The woman, from Rhode Island, is a concessions employee in the park.
Park rangers provided initial care before she was taken by ambulance to West Yellowstone and then life-flighted to the Burn Center at Eastern Idaho Regional Medical Center.
This incident is under investigation.
The ground in hydrothermal areas is fragile and thin, and there is scalding water just below the surface. Everyone must always remain on boardwalks and trails and exercise extreme caution around thermal features. Learn more about safety in thermal areas at go.nps.gov/yellsafety.

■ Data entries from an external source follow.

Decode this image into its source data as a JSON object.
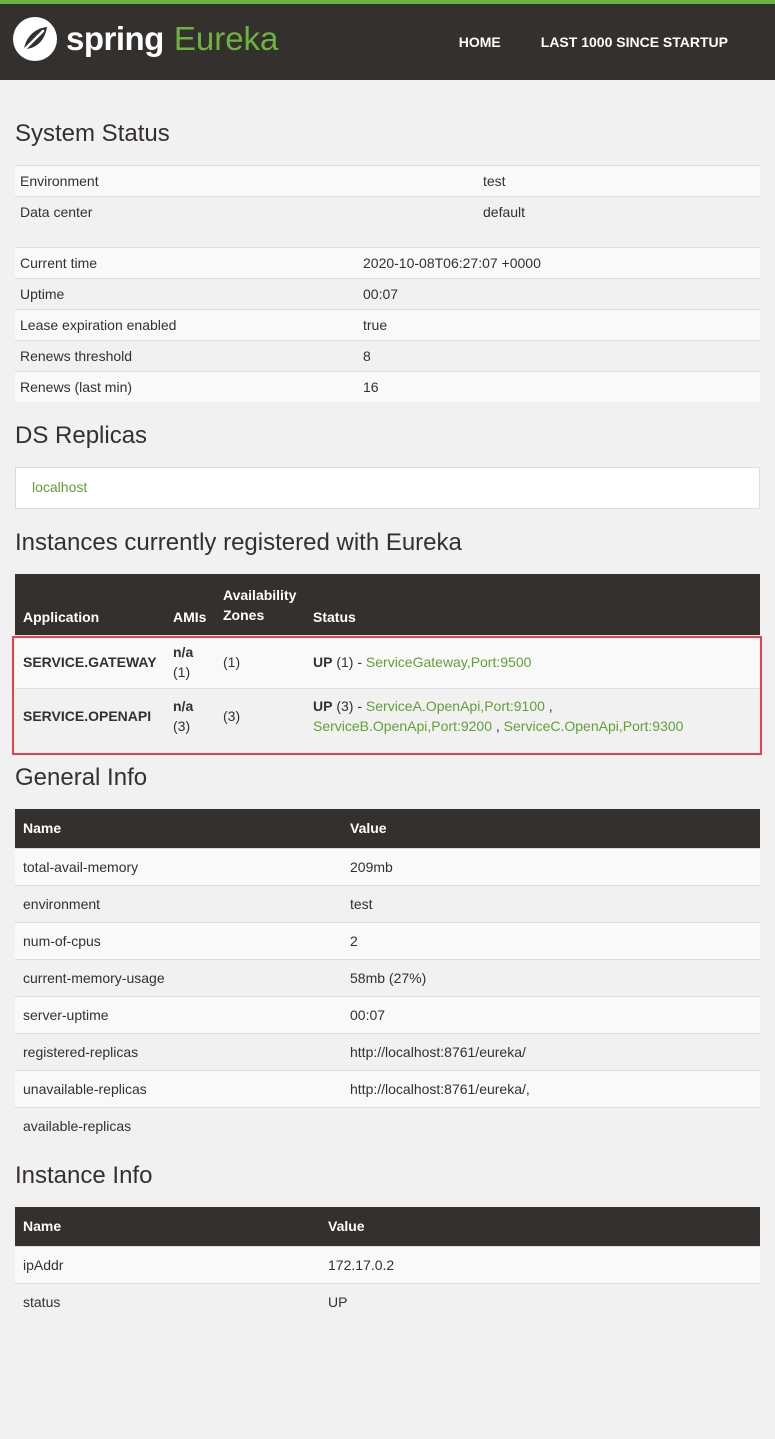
{
  "nav": {
    "brand_spring": "spring",
    "brand_eureka": "Eureka",
    "home": "HOME",
    "last1000": "LAST 1000 SINCE STARTUP"
  },
  "system_status": {
    "title": "System Status",
    "env_rows": [
      {
        "label": "Environment",
        "value": "test"
      },
      {
        "label": "Data center",
        "value": "default"
      }
    ],
    "time_rows": [
      {
        "label": "Current time",
        "value": "2020-10-08T06:27:07 +0000"
      },
      {
        "label": "Uptime",
        "value": "00:07"
      },
      {
        "label": "Lease expiration enabled",
        "value": "true"
      },
      {
        "label": "Renews threshold",
        "value": "8"
      },
      {
        "label": "Renews (last min)",
        "value": "16"
      }
    ]
  },
  "ds_replicas": {
    "title": "DS Replicas",
    "link": "localhost"
  },
  "instances": {
    "title": "Instances currently registered with Eureka",
    "headers": {
      "application": "Application",
      "amis": "AMIs",
      "zones_1": "Availability",
      "zones_2": "Zones",
      "status": "Status"
    },
    "rows": [
      {
        "application": "SERVICE.GATEWAY",
        "amis_1": "n/a",
        "amis_2": "(1)",
        "zones": "(1)",
        "status_up": "UP",
        "status_count": " (1) - ",
        "instance_1": "ServiceGateway,Port:9500"
      },
      {
        "application": "SERVICE.OPENAPI",
        "amis_1": "n/a",
        "amis_2": "(3)",
        "zones": "(3)",
        "status_up": "UP",
        "status_count": " (3) - ",
        "instance_1": "ServiceA.OpenApi,Port:9100",
        "sep_1": " ,",
        "instance_2": "ServiceB.OpenApi,Port:9200",
        "sep_2": " , ",
        "instance_3": "ServiceC.OpenApi,Port:9300"
      }
    ]
  },
  "general_info": {
    "title": "General Info",
    "headers": {
      "name": "Name",
      "value": "Value"
    },
    "rows": [
      {
        "name": "total-avail-memory",
        "value": "209mb"
      },
      {
        "name": "environment",
        "value": "test"
      },
      {
        "name": "num-of-cpus",
        "value": "2"
      },
      {
        "name": "current-memory-usage",
        "value": "58mb (27%)"
      },
      {
        "name": "server-uptime",
        "value": "00:07"
      },
      {
        "name": "registered-replicas",
        "value": "http://localhost:8761/eureka/"
      },
      {
        "name": "unavailable-replicas",
        "value": "http://localhost:8761/eureka/,"
      },
      {
        "name": "available-replicas",
        "value": ""
      }
    ]
  },
  "instance_info": {
    "title": "Instance Info",
    "headers": {
      "name": "Name",
      "value": "Value"
    },
    "rows": [
      {
        "name": "ipAddr",
        "value": "172.17.0.2"
      },
      {
        "name": "status",
        "value": "UP"
      }
    ]
  },
  "colors": {
    "brand_green": "#6db33f",
    "link_green": "#5fa134",
    "dark": "#34302d",
    "highlight_red": "#e8414a"
  }
}
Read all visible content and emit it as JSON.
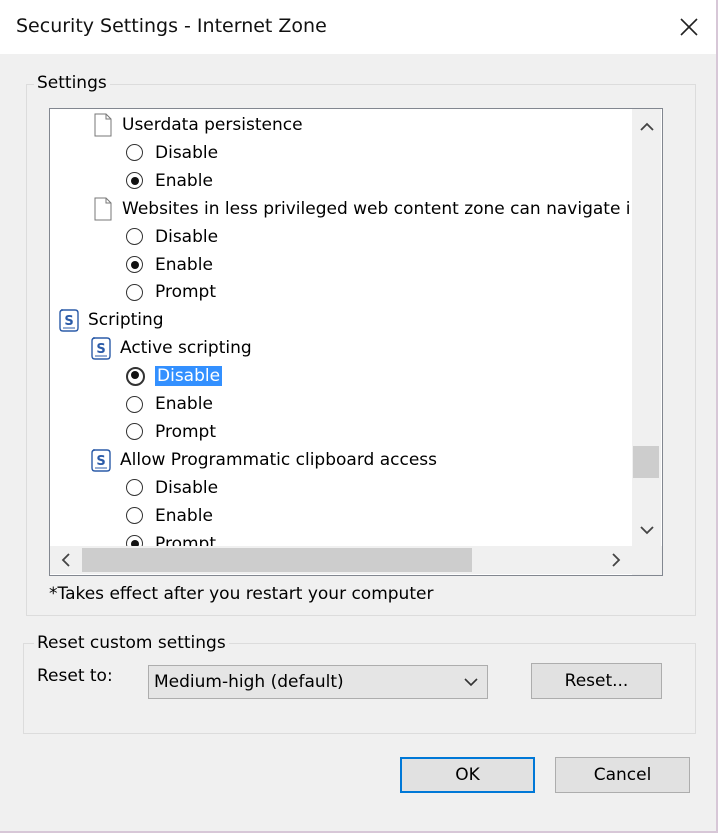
{
  "window": {
    "title": "Security Settings - Internet Zone",
    "close_label": "✕"
  },
  "settings_group": {
    "label": "Settings",
    "tree": [
      {
        "kind": "doc",
        "label": "Userdata persistence"
      },
      {
        "kind": "radio",
        "label": "Disable",
        "checked": false
      },
      {
        "kind": "radio",
        "label": "Enable",
        "checked": true
      },
      {
        "kind": "doc",
        "label": "Websites in less privileged web content zone can navigate in"
      },
      {
        "kind": "radio",
        "label": "Disable",
        "checked": false
      },
      {
        "kind": "radio",
        "label": "Enable",
        "checked": true
      },
      {
        "kind": "radio",
        "label": "Prompt",
        "checked": false
      },
      {
        "kind": "script-category",
        "label": "Scripting"
      },
      {
        "kind": "script",
        "label": "Active scripting"
      },
      {
        "kind": "radio",
        "label": "Disable",
        "checked": true,
        "selected": true
      },
      {
        "kind": "radio",
        "label": "Enable",
        "checked": false
      },
      {
        "kind": "radio",
        "label": "Prompt",
        "checked": false
      },
      {
        "kind": "script",
        "label": "Allow Programmatic clipboard access"
      },
      {
        "kind": "radio",
        "label": "Disable",
        "checked": false
      },
      {
        "kind": "radio",
        "label": "Enable",
        "checked": false
      },
      {
        "kind": "radio",
        "label": "Prompt",
        "checked": true
      }
    ],
    "note": "*Takes effect after you restart your computer"
  },
  "reset_group": {
    "label": "Reset custom settings",
    "reset_to_label": "Reset to:",
    "selected_level": "Medium-high (default)",
    "reset_button": "Reset..."
  },
  "footer": {
    "ok": "OK",
    "cancel": "Cancel"
  },
  "colors": {
    "selection": "#3390ff",
    "default_button_border": "#0078d7",
    "script_icon": "#2b5ba8"
  },
  "icons": {
    "doc": "document-icon",
    "script": "script-icon"
  }
}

This is the first significant injury in a thermal area in 2021. In 2020, a three-year-old suffered second-degree-thermal burns to the lower body and back, and a visitor (who illegally entered the park) fell into a thermal feature at Old Faithful while backing up and taking photos. In September 2019, a man suffered severe burns after falling into thermal water near the cone of Old Faithful Geyser. In June 2017, a man sustained severe burns after falling in a hot spring in the Lower Geyser Basin. In June 2016, a man left the boardwalk and died after slipping into a hot spring in Norris Geyser Basin. In August 2000, one person died, and two people received severe burns from falling into a hot spring in the Lower Geyser Basin.
According to Wikipedia, Old Faithful is a cone geyser in Yellowstone National Park in Wyoming, United States. It was named in 1870 during the Washburn–Langford–Doane Expedition and was the first geyser in the park to be named. It is a highly predictable geothermal feature and has erupted every 44 minutes to two hours since 2000. The geyser and the nearby Old Faithful Inn are part of the Old Faithful Historic District.
Within a margin of error of ±10 minutes, Old Faithful will erupt either 65 minutes after an eruption lasting less than 2+1⁄2 minutes, or 91 minutes after an eruption lasting more than 2+1⁄2 minutes, hence its name.